CHWP B.12 Lancashire, "English Renaissance Knowledge Base"

4. Tagging Palsgrave and Cotgrave with SGML/TEI

Figure 1 lists 53 tags employed in my encoding. These fall into four groups: entities (special graphic figures, brevigraphs, contractions and one diacritic, the soft hyphen), bibliographical tags (these mark page, line and column breaks and tag non-text blocks on the page), lexical tags (these identify the functions and language of symbols, words, phrases and sentences in the text, mostly within the dictionary entries themselves), and tags of functional structure of the books as a whole.[9]

I use SGML entities to tag ambiguous accented letters or brevigraphs that occur in pre-modern printing because each does not necessarily stand for the same set of letters each time. They cannot be handled as extensions of the basic English alphabet. The e-macron, for example, might represent en or em or even ett (as in sēd, stē and lrē).

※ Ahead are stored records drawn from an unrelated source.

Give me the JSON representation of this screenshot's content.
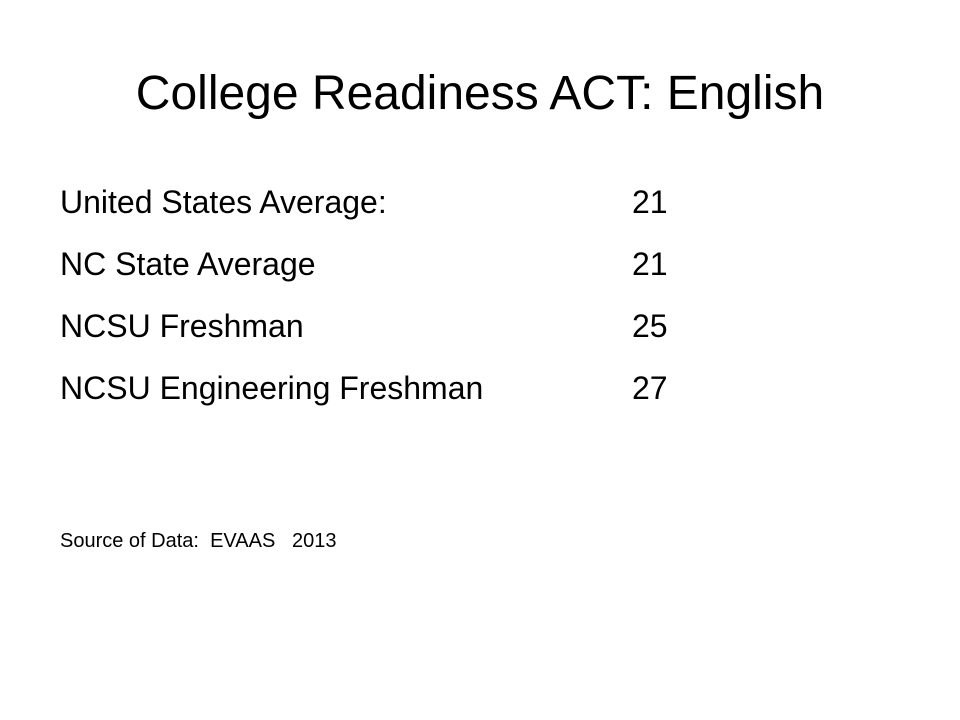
{
  "slide": {
    "title": "College Readiness ACT: English",
    "stats": [
      {
        "label": "United States Average:",
        "value": "21"
      },
      {
        "label": "NC State Average",
        "value": "21"
      },
      {
        "label": "NCSU Freshman",
        "value": "25"
      },
      {
        "label": "NCSU Engineering Freshman",
        "value": "27"
      }
    ],
    "source": "Source of Data:  EVAAS   2013"
  }
}
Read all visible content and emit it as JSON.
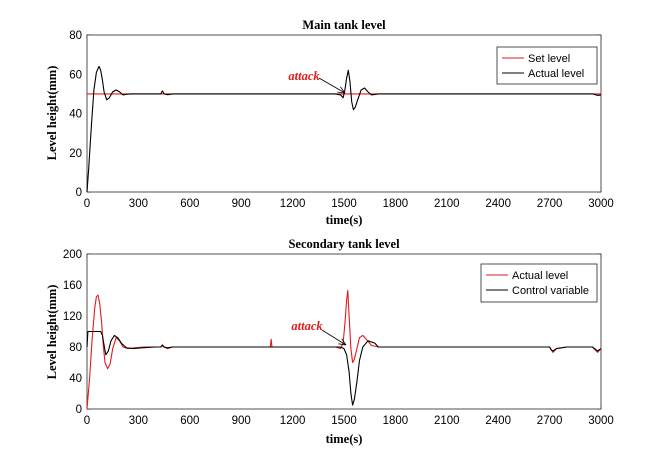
{
  "chart_data": [
    {
      "type": "line",
      "title": "Main tank level",
      "xlabel": "time(s)",
      "ylabel": "Level height(mm)",
      "xlim": [
        0,
        3000
      ],
      "ylim": [
        0,
        80
      ],
      "xticks": [
        0,
        300,
        600,
        900,
        1200,
        1500,
        1800,
        2100,
        2400,
        2700,
        3000
      ],
      "yticks": [
        0,
        20,
        40,
        60,
        80
      ],
      "grid": false,
      "legend": "top-right",
      "series": [
        {
          "name": "Set level",
          "color": "#e31a1c",
          "x": [
            0,
            3000
          ],
          "y": [
            50,
            50
          ]
        },
        {
          "name": "Actual level",
          "color": "#000000",
          "x": [
            0,
            10,
            25,
            40,
            55,
            70,
            80,
            90,
            100,
            115,
            130,
            150,
            170,
            190,
            210,
            230,
            260,
            300,
            350,
            400,
            430,
            440,
            450,
            470,
            500,
            550,
            600,
            700,
            800,
            900,
            1000,
            1100,
            1200,
            1300,
            1400,
            1450,
            1480,
            1495,
            1505,
            1515,
            1525,
            1535,
            1545,
            1555,
            1565,
            1580,
            1600,
            1620,
            1640,
            1660,
            1700,
            1800,
            1900,
            2000,
            2100,
            2200,
            2300,
            2400,
            2500,
            2600,
            2700,
            2800,
            2900,
            2950,
            2980,
            3000
          ],
          "y": [
            0,
            12,
            33,
            52,
            61,
            64,
            62,
            57,
            51,
            47,
            48,
            51,
            52,
            51,
            49.5,
            49.8,
            50,
            50,
            50,
            50,
            50,
            51.5,
            50,
            49.6,
            50,
            50,
            50,
            50,
            50,
            50,
            50,
            50,
            50,
            50,
            50,
            50,
            49.5,
            48,
            52,
            58,
            62,
            56,
            46,
            42,
            43,
            47,
            52,
            53,
            51,
            49.5,
            50,
            50,
            50,
            50,
            50,
            50,
            50,
            50,
            50,
            50,
            50,
            50,
            50,
            50,
            49.2,
            49.5
          ]
        }
      ],
      "annotations": [
        {
          "text": "attack",
          "color": "#e31a1c"
        }
      ]
    },
    {
      "type": "line",
      "title": "Secondary tank level",
      "xlabel": "time(s)",
      "ylabel": "Level  height(mm)",
      "xlim": [
        0,
        3000
      ],
      "ylim": [
        0,
        200
      ],
      "xticks": [
        0,
        300,
        600,
        900,
        1200,
        1500,
        1800,
        2100,
        2400,
        2700,
        3000
      ],
      "yticks": [
        0,
        40,
        80,
        120,
        160,
        200
      ],
      "grid": false,
      "legend": "top-right",
      "series": [
        {
          "name": "Actual level",
          "color": "#e31a1c",
          "x": [
            0,
            15,
            30,
            45,
            55,
            65,
            75,
            85,
            95,
            105,
            120,
            135,
            150,
            170,
            190,
            210,
            240,
            280,
            330,
            400,
            430,
            440,
            450,
            470,
            500,
            600,
            700,
            800,
            900,
            1000,
            1070,
            1075,
            1080,
            1090,
            1200,
            1300,
            1400,
            1450,
            1480,
            1495,
            1505,
            1515,
            1522,
            1530,
            1540,
            1550,
            1560,
            1575,
            1590,
            1610,
            1630,
            1660,
            1700,
            1800,
            1900,
            2000,
            2100,
            2200,
            2300,
            2400,
            2500,
            2600,
            2700,
            2720,
            2740,
            2800,
            2900,
            2950,
            2980,
            3000
          ],
          "y": [
            0,
            40,
            90,
            130,
            145,
            147,
            135,
            112,
            82,
            60,
            52,
            58,
            78,
            92,
            88,
            80,
            78,
            79,
            80,
            80,
            80,
            83,
            80,
            78,
            80,
            80,
            80,
            80,
            80,
            80,
            80,
            90,
            80,
            80,
            80,
            80,
            80,
            80,
            78,
            85,
            110,
            140,
            153,
            120,
            78,
            60,
            64,
            78,
            92,
            95,
            90,
            82,
            80,
            80,
            80,
            80,
            80,
            80,
            80,
            80,
            80,
            80,
            80,
            73,
            78,
            80,
            80,
            80,
            73,
            78
          ]
        },
        {
          "name": "Control variable",
          "color": "#000000",
          "x": [
            0,
            5,
            10,
            80,
            90,
            100,
            110,
            125,
            140,
            160,
            180,
            200,
            230,
            270,
            320,
            400,
            430,
            440,
            450,
            470,
            500,
            600,
            700,
            800,
            900,
            1000,
            1100,
            1200,
            1300,
            1400,
            1480,
            1500,
            1515,
            1530,
            1540,
            1550,
            1560,
            1575,
            1590,
            1610,
            1640,
            1680,
            1700,
            1800,
            1900,
            2000,
            2100,
            2200,
            2300,
            2400,
            2500,
            2600,
            2700,
            2710,
            2720,
            2740,
            2800,
            2900,
            2950,
            2980,
            3000
          ],
          "y": [
            80,
            100,
            100,
            100,
            95,
            82,
            70,
            75,
            88,
            95,
            92,
            85,
            79,
            78,
            79,
            80,
            80,
            82,
            80,
            79,
            80,
            80,
            80,
            80,
            80,
            80,
            80,
            80,
            80,
            80,
            80,
            78,
            70,
            48,
            20,
            5,
            12,
            35,
            62,
            80,
            88,
            85,
            80,
            80,
            80,
            80,
            80,
            80,
            80,
            80,
            80,
            80,
            80,
            76,
            75,
            78,
            80,
            80,
            80,
            75,
            78
          ]
        }
      ],
      "annotations": [
        {
          "text": "attack",
          "color": "#e31a1c"
        }
      ]
    }
  ]
}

For this reason contracted letters have no fixed place in a collating sequence. Yet neither are they diacritics (letters that are part of a word but do not affect its alphabetical sorting). COCOA-tagging programs such as TACT have a problem in representing these.

Bibliographical tags separate extra-textual information from the body of the text while ensuring that the information appears accurately. By identifying all extra-textual blocks on the page, I can ensure that searches of the main body of the text will not pick up matches in the running titles, catchwords, marginalia, etc. Note that for convenience sake I also normalize page number, signature and foliation in the COCOA-style <page.break> tag. I employ five SGML tag attributes in this section, three in the <page.break> tag, and two in the <ornament> tag.

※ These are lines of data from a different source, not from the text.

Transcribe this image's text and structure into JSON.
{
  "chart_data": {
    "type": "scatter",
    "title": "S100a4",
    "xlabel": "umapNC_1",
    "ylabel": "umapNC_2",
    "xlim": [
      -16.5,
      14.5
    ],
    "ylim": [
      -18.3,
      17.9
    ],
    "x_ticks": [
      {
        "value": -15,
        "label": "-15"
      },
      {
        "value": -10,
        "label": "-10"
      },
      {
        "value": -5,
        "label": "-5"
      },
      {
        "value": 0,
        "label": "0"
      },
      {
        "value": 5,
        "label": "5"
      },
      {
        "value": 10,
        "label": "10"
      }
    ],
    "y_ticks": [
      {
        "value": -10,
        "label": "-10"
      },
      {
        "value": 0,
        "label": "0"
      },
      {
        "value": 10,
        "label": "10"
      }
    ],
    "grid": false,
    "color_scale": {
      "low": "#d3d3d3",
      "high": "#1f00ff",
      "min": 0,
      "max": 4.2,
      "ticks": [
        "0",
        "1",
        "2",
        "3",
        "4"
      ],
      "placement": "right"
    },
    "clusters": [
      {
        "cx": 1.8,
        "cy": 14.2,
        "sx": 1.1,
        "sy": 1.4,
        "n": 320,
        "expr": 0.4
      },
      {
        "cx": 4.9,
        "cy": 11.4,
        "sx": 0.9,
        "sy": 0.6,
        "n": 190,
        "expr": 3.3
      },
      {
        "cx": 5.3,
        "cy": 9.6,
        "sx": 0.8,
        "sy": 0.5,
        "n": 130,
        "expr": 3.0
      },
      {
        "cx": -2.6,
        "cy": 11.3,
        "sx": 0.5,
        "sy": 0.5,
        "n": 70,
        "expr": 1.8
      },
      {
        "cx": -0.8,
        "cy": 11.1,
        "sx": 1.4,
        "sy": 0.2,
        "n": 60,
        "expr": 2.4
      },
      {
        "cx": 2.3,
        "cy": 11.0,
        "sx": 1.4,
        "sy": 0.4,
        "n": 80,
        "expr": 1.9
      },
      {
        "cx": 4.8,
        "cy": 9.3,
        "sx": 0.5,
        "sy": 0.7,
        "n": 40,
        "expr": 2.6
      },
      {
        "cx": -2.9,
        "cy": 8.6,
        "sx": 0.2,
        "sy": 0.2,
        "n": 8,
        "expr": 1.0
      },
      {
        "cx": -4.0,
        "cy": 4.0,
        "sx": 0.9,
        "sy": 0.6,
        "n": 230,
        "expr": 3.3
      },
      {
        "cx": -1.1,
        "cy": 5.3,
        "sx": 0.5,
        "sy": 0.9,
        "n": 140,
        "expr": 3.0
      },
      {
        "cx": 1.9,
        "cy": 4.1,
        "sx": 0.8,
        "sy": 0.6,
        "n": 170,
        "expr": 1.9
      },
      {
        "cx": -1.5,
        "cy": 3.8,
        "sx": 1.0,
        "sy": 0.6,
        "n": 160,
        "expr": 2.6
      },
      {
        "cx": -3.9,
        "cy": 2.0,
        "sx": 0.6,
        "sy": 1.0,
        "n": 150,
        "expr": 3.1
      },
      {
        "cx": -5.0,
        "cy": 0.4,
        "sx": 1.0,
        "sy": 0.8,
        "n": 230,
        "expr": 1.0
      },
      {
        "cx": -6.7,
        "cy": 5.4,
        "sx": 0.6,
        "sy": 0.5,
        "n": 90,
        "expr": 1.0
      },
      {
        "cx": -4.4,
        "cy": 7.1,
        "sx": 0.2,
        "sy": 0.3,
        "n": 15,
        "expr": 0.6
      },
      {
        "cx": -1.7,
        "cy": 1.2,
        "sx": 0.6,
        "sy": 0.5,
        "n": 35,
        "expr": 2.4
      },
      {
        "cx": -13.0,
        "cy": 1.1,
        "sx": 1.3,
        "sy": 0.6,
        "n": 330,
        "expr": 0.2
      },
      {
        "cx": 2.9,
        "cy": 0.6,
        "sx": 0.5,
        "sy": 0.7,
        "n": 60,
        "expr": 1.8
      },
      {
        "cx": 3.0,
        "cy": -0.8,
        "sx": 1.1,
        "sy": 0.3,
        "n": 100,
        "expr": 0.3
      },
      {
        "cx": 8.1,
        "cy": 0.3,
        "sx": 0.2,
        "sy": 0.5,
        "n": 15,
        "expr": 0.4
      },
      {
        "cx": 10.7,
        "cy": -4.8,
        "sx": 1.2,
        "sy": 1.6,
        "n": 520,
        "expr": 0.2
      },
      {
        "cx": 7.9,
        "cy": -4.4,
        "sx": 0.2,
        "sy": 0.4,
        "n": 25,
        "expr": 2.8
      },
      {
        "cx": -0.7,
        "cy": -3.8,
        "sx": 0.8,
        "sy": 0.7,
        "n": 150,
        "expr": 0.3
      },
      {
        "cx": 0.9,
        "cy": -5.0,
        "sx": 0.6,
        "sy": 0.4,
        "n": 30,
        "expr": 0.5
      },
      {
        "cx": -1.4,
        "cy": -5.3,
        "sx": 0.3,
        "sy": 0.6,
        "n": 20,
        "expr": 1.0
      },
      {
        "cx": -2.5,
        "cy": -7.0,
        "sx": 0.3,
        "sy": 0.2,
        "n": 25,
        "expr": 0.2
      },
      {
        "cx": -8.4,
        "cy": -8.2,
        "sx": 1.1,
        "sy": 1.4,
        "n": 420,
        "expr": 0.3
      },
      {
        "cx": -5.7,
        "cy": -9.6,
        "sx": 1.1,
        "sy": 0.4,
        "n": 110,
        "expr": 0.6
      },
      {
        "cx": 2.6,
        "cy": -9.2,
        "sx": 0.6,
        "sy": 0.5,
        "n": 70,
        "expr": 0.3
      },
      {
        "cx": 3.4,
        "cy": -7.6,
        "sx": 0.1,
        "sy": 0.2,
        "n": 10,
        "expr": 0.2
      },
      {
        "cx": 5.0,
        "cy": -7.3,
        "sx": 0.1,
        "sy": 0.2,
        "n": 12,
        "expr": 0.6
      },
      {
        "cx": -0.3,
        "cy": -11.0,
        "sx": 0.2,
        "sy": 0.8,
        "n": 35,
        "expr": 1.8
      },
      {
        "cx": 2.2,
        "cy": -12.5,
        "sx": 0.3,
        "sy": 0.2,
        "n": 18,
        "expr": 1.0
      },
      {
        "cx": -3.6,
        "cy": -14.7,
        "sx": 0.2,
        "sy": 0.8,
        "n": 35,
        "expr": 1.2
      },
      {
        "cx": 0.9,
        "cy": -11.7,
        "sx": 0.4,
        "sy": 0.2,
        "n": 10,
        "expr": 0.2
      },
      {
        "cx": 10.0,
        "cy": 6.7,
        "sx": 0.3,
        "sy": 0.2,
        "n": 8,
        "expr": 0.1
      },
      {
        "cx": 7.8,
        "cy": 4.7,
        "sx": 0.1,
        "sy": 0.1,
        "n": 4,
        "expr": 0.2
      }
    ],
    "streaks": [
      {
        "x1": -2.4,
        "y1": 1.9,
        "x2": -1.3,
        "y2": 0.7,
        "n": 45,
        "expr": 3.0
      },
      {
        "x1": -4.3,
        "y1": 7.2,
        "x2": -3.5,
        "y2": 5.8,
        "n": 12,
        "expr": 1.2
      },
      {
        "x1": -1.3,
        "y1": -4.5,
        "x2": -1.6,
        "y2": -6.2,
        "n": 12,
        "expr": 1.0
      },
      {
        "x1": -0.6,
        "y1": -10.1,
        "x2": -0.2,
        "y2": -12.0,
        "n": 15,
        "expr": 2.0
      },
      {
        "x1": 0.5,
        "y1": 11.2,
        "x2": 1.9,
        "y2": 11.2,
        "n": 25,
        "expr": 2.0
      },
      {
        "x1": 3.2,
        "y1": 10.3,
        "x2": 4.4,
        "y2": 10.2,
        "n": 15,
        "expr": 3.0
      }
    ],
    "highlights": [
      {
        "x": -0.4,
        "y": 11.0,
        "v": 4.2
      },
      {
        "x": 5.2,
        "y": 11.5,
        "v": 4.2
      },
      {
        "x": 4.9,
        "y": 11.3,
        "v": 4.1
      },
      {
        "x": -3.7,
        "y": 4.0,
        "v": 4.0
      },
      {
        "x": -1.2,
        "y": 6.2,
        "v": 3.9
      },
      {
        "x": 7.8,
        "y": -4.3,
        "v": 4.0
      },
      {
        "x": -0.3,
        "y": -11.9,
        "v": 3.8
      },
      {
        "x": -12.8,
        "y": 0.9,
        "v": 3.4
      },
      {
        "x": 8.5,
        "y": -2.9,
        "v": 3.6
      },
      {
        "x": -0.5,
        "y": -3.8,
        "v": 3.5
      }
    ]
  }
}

The lexical tags may need some formal explanation in three points.

First, with TEI/SGML tagging it is possible to associate a given language globally with a given tag. For instance, the head lemmas and sample quotations in Cotgrave's dictionary are always French, and the meaning and translation always English. There is no need to tag this aspect of font or "rendition" each time. The DTD can assign language to tags automatically. On the other hand, where foreign-language words are cited within Palsgrave's discussion of French grammar -- prose uniformly written in English -- they have to be marked as foreign each time.[10]

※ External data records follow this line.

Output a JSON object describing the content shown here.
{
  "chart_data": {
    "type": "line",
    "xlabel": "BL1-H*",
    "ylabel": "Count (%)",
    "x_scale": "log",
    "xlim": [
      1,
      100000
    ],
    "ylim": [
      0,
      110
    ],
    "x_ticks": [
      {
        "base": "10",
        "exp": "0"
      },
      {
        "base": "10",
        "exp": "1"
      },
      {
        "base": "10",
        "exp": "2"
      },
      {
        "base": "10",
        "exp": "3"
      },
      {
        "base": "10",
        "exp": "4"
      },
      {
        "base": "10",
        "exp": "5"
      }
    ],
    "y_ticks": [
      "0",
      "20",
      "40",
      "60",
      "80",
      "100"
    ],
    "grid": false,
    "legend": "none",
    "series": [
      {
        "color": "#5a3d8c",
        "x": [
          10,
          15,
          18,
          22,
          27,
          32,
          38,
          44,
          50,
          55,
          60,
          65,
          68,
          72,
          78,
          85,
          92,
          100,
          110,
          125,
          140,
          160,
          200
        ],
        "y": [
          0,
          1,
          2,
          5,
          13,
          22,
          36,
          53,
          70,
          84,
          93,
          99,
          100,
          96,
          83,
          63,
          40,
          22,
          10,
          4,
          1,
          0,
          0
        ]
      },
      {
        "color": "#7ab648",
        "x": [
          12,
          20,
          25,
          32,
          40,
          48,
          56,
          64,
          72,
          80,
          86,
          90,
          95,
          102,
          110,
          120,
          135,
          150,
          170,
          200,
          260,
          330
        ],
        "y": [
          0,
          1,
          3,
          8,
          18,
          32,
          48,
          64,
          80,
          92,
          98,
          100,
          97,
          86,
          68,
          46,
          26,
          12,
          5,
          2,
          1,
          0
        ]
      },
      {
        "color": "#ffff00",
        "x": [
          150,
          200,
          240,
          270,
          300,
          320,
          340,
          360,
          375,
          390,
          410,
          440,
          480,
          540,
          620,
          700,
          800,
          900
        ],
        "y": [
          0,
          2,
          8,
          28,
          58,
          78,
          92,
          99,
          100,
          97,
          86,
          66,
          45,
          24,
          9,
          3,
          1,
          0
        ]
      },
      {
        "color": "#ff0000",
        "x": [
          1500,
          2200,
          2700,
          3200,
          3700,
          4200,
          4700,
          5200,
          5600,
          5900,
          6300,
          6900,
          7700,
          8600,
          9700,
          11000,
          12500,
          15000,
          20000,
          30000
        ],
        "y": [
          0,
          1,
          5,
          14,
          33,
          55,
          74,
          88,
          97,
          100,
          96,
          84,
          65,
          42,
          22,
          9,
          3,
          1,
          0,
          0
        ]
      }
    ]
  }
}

Second, the method for tagging a textual variant (which could be a correction by the editor) involves a triplet of linked tags, <var> (which encloses the variant of the immediately preceding text), <rdg> (which specifies the variant reading) and <wit> (which states the source or witness of the variant reading). A complication occurs when the variant covers more than one word in the text, or involves a deletion. Anchor tags must be placed before and after the words in the text for which the variant exists, and 'start' and 'end' attributes must be added to the <var> tag. Without these delimiting tags the match between variant and text-varied-from cannot be made. Again, COCOA-tagging software has difficulty with this problem, although it is endemic to critical editions.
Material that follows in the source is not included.